2022-02-05T09:37:33.926Z


Technology engulfs our lives like a voracious gear, a machinery that feeds on our time | Column by Irene Vallejo


Hurry, hurry.

A galloping horse can exceed the limits of its organism.

If you force him, he'll go faster than his heart can handle.

On the racecourses, the thoroughbreds of the races do not stop, rather they fall struck down, killed by speed.

“Fatigue” in Latin meant “to be about to burst”;

Originally, the term was applied to horses, trained by their riders to ride until they burst.

That fatigue turned against us and we human beings have inherited the prohibition of curbing rampant fatigue.

The frenzy of exhausted life is not a modern invention.

Twenty-two centuries ago, Plutarch already envisioned the endless days and marathon extracurricular activities of our children: "Some parents, striving so that their children are the first quickly in everything, impose excessive work on them, with which they faint."

Plants grow, he tells us, when we water them sparingly, but they drown in too much water.

Thus, children also need respite from their tasks: without rest, energy and enthusiasm will languish.

As the Greek historian writes, the strings of the bows and the lyres must be loosened to later recover their tension.

In our interconnected world, excessive task anxiety has invaded all spheres of life.

Attrition —technically known as

burnout

syndrome— can affect almost everyone, but certain character traits make us more vulnerable: the most involved people —vocational, sensitive and efficient, that is, true whips for themselves— are more likely to suffer this debilitating implosion.

Perfectionism causes its flaws.

When tiredness soaks into the bones, it becomes disease.

Indifferent and mechanical, we make mistakes that we will have to fix with more effort.

Although it may seem paradoxical, to move forward you must know how to stop.

The machines, born to take over from us in the toughest tasks, have unexpectedly accentuated our exhausted condition.

in

modern times

, by Charlie Chaplin, human beings are mute and only technologies speak.

Charlot is subjected to a perfidious device conceived to feed the workers while they continue to perform under the motto: "Eliminate the hour of rest, you will no longer need it".

As the poignant tramp smokes a lazy cigarette in the factory toilets, the manager appears on a huge monitor to order him back to the assembly line.
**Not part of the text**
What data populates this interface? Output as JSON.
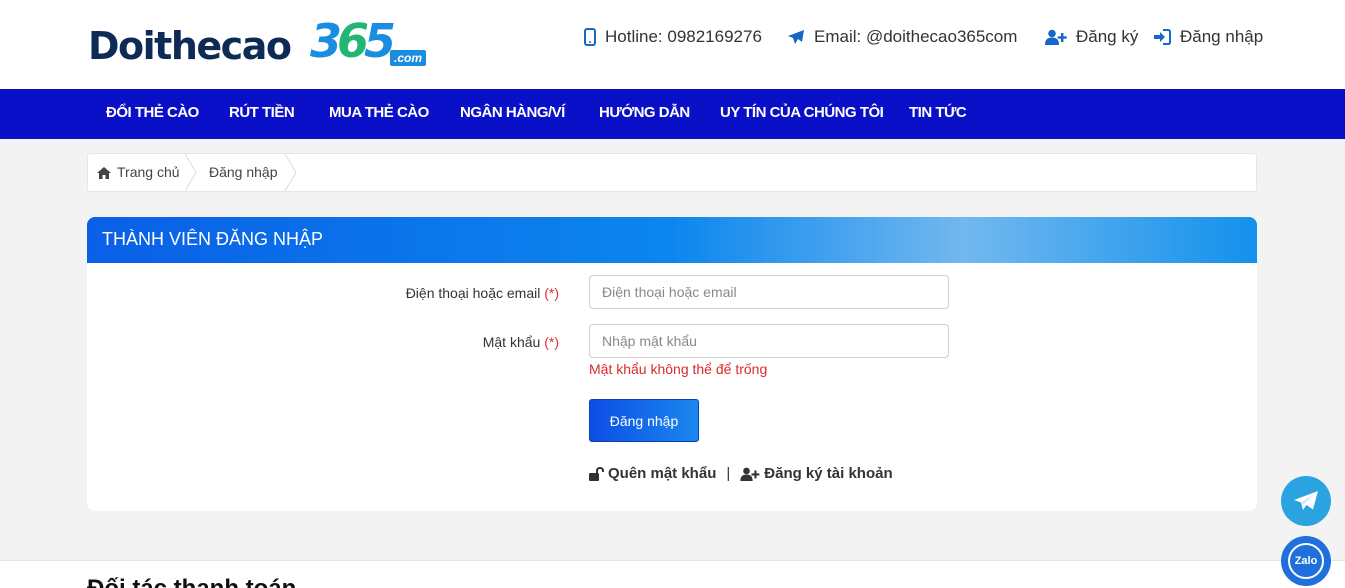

Although the film was released in 1936, it lucidly portrays our present plagued by videoconferences, worker tracking applications and cell phones on the rampage.

Ninety years later, that bathroom scene is less dystopian than it was in its time.

Today technology engulfs our lives like a voracious gear, a cannibalistic machine that feeds on our time.

In the roaring twenties, the German filmmaker Fritz Lang had already denounced the dark and cruel subsoil that sustained the apparent prosperity.

In the underground of

Metropolis

, the perfect city, there is a huge industrial machine that, pushed to the limit, transforms into a biblical monster - Moloch - and ends up engulfing the exhausted workers with its jaws of fire.

According to rabbinical tradition, Moloch was a bronze statue inside which burned a perpetual fire into which sacrificial victims were thrown.

Symbolically, Lang prophesied our current

burnout

, which precisely means being burned out.

Wearable technologies hold us down and trap us in their suffocation nets.

We cannot relax because its omnipresence has even invaded our pause spaces.

Life goes by with the heartbeat and rhythm of the machine, until the old border between the professional and the personal is erased.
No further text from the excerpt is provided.